Lastly, CloudWatch announced a preview of Contributor Insights, a capability to identify who or what is impacting your system or application performance by identifying outliers or patterns in log data.

AWS X-Ray

X-Ray announced trace maps, which enable you to map the end to end path of a single request. Identifiers will show issues and how they affect other services in the request’s path. These can help you to identify and isolate service points that are causing degradation or failures.

X-Ray also announced support for Amazon CloudWatch Synthetics, currently in preview. X-Ray supports tracing canary scripts throughout the application providing metrics on performance or application issues.

X-Ray Service map with CloudWatch Synthetics

X-Ray Service map with CloudWatch Synthetics

Amazon DynamoDB

DynamoDB announced support for customer managed customer master keys (CMKs) to encrypt data in DynamoDB. This allows customers to bring your own key (BYOK) giving you full control over how you encrypt and manage the security of your DynamoDB data.

It is now possible to add global replicas to existing DynamoDB tables to provide enhanced availability across the globe.

Currently under preview, is another new DynamoDB capability to identify frequently accessed keys and database traffic trends. With this you can now more easily identify “hot keys” and understand usage of your DynamoDB tables.

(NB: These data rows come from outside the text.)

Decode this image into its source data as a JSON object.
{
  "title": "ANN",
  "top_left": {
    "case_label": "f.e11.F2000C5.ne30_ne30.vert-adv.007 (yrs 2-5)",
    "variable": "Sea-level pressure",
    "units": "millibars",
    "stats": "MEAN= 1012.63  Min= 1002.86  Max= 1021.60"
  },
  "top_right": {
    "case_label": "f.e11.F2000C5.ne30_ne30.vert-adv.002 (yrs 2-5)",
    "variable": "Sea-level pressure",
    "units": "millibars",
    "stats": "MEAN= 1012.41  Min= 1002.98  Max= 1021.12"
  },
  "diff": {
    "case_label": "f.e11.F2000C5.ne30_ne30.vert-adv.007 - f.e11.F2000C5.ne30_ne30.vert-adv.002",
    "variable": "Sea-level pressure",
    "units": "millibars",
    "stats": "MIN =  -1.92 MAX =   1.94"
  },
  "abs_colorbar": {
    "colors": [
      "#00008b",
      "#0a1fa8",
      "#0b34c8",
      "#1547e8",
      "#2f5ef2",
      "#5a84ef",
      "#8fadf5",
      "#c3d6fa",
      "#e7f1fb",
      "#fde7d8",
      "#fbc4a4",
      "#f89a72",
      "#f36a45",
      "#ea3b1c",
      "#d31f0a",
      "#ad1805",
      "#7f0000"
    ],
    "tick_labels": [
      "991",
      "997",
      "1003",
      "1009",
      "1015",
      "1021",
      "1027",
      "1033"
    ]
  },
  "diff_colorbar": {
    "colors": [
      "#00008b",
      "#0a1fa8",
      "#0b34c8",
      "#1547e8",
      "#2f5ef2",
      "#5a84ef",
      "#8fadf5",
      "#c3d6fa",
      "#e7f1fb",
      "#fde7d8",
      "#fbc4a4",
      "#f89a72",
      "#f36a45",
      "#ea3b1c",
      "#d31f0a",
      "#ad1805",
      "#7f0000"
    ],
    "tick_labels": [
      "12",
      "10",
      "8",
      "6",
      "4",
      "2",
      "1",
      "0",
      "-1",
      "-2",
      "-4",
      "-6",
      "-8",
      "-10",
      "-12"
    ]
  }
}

CloudWatch Contributor Insights for DynamoDB

CloudWatch Contributor Insights for DynamoDB

Last but far from least for DynamoDB, is adaptive capacity, a feature which helps you handle imbalanced workloads by isolating frequently accessed items automatically and shifting data across partitions to rebalance them. This helps both reduce cost by enabling you to provision throughput for a more balanced out workload vs. over provisioning for uneven data access patterns.

AWS Serverless Application Repository

The AWS Serverless Application Repository (SAR) now offers Verified Author badges. These badges enable consumers to quickly and reliably know who you are. The badge will appear next to your name in the SAR and will deep-link to your GitHub profile.

SAR Verified developer badges

SAR Verified developer badges

AWS Code Services

AWS CodeCommit launched the ability for you to enforce rule workflows for pull requests, making it easier to ensure that code has pass through specific rule requirements. You can now create an approval rule specifically for a pull request, or create approval rule templates to be applied to all future pull requests in a repository.

AWS CodeBuild added beta support for test reporting. With test reporting, you can now view the detailed results, trends, and history for tests executed on CodeBuild for any framework that supports the JUnit XML or Cucumber JSON test format.

CodeBuild test trends

CodeBuild test trends

AWS Amplify and AWS AppSync

Instead of trying to summarize all the awesome things that our peers over in the Amplify and AppSync teams have done recently we’ll instead link you to their own recent summary: “A round up of the recent pre-re:Invent 2019 AWS Amplify Launches”.

AWS AppSync

AWS AppSync

Still looking for more?

We only covered a small bit of all the awesome new things that were recently announced. Keep your eyes peeled for more exciting announcements next week during re:Invent and for a future ICYMI Serverless Q4 roundup. We’ll also be kicking off a fresh series of Tech Talks in 2020 with new content helping to dive deeper on everything new coming out of AWS for serverless application developers.